Es la ampliación enmarcada de una postal del RMS Majestic. Bautizado como Bismarck, este barco fue construido entre 1913 y 1914 en los astilleros Blohm & Voss, situados en la isla Kuhwerder, cerca de la ciudad alemana de Hamburgo. El estallido de la primera guerra mundial hizo que los trabajos de construcción se detuvieran y, al finalizar la contienda, el tratado de Versalles estableció que las autoridades germanas debían de entregar éste y otros barcos al Reino Unido como compensación por el hundimiento del HMHS Britannic. La transferencia se hizo finalmente en 1922 pasando a ser propiedad de la compañía White Star, la naviera propietaria del legendario Titanic. Rebautizado como RMS Majestic, hizo su primer viaje el 12 de mayo de 1922 yendo desde Southampton hasta Nueva York con escala en Cheburgo. Pronto se convirtió en una de las naves más populares del momento, transportando a miles de pasajeros de una orilla a otra del Atlántico. Con más de 290 metros de eslora, fue el barco de pasajeros más grande del mundo hasta 1935, cuando fue superado por el francés SS Normandie. Por entonces, los días de gloria del Majestic ya habían quedado atrás, principalmente como consecuencia de la Gran Depresión y la decadencias de esta forma lujosa de viajar. Un año después, en 1936, sería vendido a la Marina británica, quien lo convertiría en un barco de entrenamiento para cadetes con el nombre de HMS Caledonia, misión que cumplió hasta que el 29 de septiembre de 1939 un cortocircuito provocó un incendio a borde, hundiendo a la nave en los muelles de la localidad escocesa de Rosyth. En 1943 fue reflotado y desguazado para chatarra, poniendo fin a una época de la historia de la navegación.

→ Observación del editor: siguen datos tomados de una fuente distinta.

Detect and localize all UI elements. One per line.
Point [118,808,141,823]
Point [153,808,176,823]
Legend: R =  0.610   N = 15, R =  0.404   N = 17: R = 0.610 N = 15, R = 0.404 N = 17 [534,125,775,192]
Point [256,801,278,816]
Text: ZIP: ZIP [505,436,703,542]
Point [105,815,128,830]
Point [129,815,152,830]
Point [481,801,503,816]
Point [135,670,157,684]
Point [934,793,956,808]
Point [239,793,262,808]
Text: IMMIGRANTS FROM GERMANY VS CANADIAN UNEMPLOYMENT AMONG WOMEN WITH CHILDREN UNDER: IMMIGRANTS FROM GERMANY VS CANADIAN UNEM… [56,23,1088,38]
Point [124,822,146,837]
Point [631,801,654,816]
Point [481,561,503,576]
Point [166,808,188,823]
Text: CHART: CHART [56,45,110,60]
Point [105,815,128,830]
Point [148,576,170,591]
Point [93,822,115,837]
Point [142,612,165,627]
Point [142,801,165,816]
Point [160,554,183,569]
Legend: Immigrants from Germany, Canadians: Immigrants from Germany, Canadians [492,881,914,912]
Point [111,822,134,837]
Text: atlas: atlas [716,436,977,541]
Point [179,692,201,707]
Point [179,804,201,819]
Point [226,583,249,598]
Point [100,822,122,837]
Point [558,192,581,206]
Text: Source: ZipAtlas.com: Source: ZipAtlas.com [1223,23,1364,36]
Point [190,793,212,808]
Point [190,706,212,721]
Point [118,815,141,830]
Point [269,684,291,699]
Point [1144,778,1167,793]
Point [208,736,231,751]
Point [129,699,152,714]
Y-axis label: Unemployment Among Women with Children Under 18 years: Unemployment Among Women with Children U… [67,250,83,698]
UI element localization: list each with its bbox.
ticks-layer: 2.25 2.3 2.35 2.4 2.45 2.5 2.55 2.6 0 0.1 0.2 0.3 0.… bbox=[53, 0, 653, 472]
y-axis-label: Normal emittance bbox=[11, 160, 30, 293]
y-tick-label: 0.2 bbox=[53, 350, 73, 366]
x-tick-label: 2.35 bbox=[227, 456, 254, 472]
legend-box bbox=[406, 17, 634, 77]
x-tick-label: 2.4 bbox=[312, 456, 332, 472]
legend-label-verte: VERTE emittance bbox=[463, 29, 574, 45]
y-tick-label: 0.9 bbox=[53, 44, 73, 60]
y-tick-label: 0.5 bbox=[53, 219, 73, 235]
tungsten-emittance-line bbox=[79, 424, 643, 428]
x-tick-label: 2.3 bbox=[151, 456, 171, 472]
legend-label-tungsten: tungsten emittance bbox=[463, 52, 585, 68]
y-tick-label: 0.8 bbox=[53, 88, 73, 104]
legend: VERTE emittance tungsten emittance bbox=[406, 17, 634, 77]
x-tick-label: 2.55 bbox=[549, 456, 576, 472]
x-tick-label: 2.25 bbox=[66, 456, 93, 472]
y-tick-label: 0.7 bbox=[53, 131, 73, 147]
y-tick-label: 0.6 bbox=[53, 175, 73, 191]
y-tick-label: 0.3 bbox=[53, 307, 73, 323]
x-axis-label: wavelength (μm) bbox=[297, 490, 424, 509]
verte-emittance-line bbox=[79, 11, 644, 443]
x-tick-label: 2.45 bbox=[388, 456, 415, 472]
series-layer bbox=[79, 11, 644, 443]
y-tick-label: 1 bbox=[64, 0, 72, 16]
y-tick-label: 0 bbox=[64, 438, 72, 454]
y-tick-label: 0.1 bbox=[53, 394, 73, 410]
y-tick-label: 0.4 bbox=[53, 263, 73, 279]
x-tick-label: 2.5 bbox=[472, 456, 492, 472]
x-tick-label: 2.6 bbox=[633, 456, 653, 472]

Ésta es la historia del Majestic, pero un barco con capacidad para transportar a 2.145 pasajeros ha tenido que ser testigo de muchas pequeñas historias. Una de ellas tuvo lugar cerca del año 1924, cuando mi abuela, acompañada de sus padres y sus dos hermanas subió a bordo en el puerto de Nueva York. Ella debía de tener unos seis años y hasta entonces apenas habría salido del pequeño pueblo de Nuevo México en el que nació. En menos de una semana, el Majestic la llevó al Viejo Mundo, la tierra donde estaban sus raíces. Cuando veo la foto, no puedo dejar de imaginar a esa niña aventurera corriendo por la cubierta del barco, en medio de la inmensidad azul del océano, y sonrío.